2) If you come into work, isolate yourself: If you do have to come into work, try to work in an isolated area that does not get a lot of foot traffic. A conference room or a meeting room with closed doors that will isolate you from your colleagues would be best. (But please ensure that room is not going to be used that day.) If there is a window that lets in fresh air, please open it, so that the room you are using is not germ laden. Keep all your belongings with you.

3) Sneeze and cough into tissues: Cover your mouth and nose with a tissue when you sneeze or cough. If you don't have a tissue, use the crook of your shirt sleeve. DO NOT use your hands - you'll just touch something and immediately infect someone else.
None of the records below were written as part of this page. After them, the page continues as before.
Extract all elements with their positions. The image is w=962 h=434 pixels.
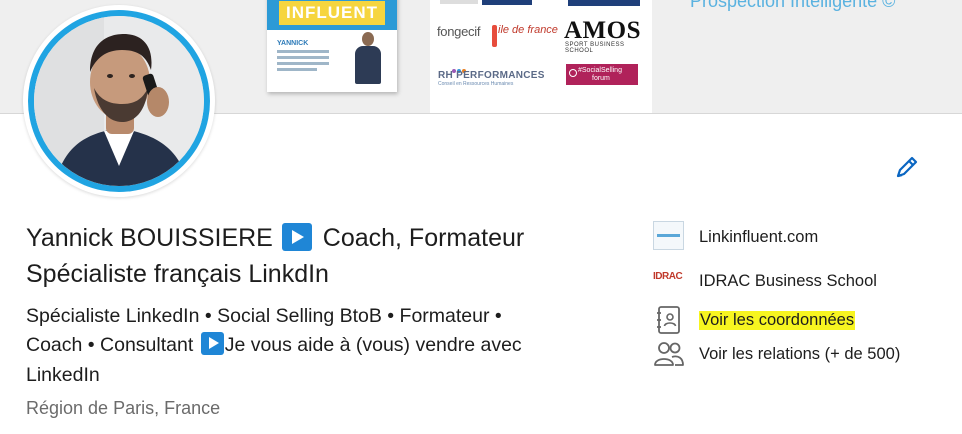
headline-part1: Coach, Formateur <box>322 224 525 252</box>
connections-label: Voir les relations (+ de 500) <box>699 344 901 363</box>
connections-link[interactable]: Voir les relations (+ de 500) <box>653 338 900 370</box>
linkinfluent-logo-icon <box>653 221 684 250</box>
banner-tagline: Prospection Intelligente © <box>690 0 896 11</box>
summary-line-2: Coach • Consultant Je vous aide à (vous)… <box>26 332 522 356</box>
social-selling-forum-logo: #SocialSelling forum <box>566 64 638 85</box>
contact-info-link[interactable]: Voir les coordonnées <box>653 304 856 336</box>
education-label: IDRAC Business School <box>699 271 877 290</box>
contact-card-icon <box>653 304 685 336</box>
amos-subtitle: SPORT BUSINESS SCHOOL <box>565 42 625 54</box>
amos-logo: AMOS <box>564 17 641 44</box>
fongecif-logo: fongecif <box>437 24 481 39</box>
rh-dots-icon <box>452 60 470 73</box>
profile-name-headline: Yannick BOUISSIERE Coach, Formateur <box>26 222 524 254</box>
idrac-logo-icon: IDRAC <box>653 271 683 282</box>
play-button-emoji-icon <box>281 223 312 251</box>
ile-de-france-logo: ile de france <box>492 25 558 47</box>
profile-photo <box>34 16 204 186</box>
rh-performances-logo: RH PERFORMANCES <box>438 70 545 81</box>
edit-profile-pencil-icon[interactable] <box>893 153 921 181</box>
rh-subtitle: Conseil en Ressources Humaines <box>438 81 514 87</box>
book-title: INFLUENT <box>279 1 385 25</box>
book-author: YANNICK <box>277 40 309 47</box>
contact-info-label: Voir les coordonnées <box>699 310 856 330</box>
education-link[interactable]: IDRAC IDRAC Business School <box>653 265 877 297</box>
book-cover-image: INFLUENT YANNICK <box>267 0 397 92</box>
summary-line-1: Spécialiste LinkedIn • Social Selling Bt… <box>26 305 502 327</box>
current-company-link[interactable]: Linkinfluent.com <box>653 221 818 253</box>
current-company-label: Linkinfluent.com <box>699 227 819 246</box>
headline-part2: Spécialiste français LinkdIn <box>26 260 329 288</box>
profile-location: Région de Paris, France <box>26 398 221 418</box>
profile-name: Yannick BOUISSIERE <box>26 224 273 252</box>
avatar[interactable] <box>23 5 215 197</box>
summary-line-3: LinkedIn <box>26 364 100 386</box>
play-button-emoji-icon <box>200 332 224 355</box>
partner-logos: fongecif ile de france AMOS SPORT BUSINE… <box>430 0 652 113</box>
connections-icon <box>653 338 685 370</box>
4) Properly dispose of used tissues: Drop used tissues into waste baskets or other trash areas. Do not let them lie on common surfaces, as a co worker is certain to touch the same surface, and get infected.

5) Do not shake hands, hug or have any physical contact: Try as you might, your hand, shirt, facial skin and hair are all covered in air-borne germs. Avoid touching people while you have a cold.

6) Before leaving for the day, and wipe down all surfaces: Remember, the people who share your space are not only your co-workers but also the cleaning person and the trash collectors. Wipe down the surfaces you have used with disinfectants before you leave for the day.


Source

The loss of productivity through sick days

All businesses, but especially small and medium sized family owned businesses, are very vulnerable to loss of productivity through employee sick days. The harder you can work at not infecting others, and therefore prompting further sick days for your firm, the more valuable and thoughtful you are as an employee. No one likes to be made sick though infection. And with these small steps, you can make sure that you are a considerate co-worker, and help your colleagues maintain their health.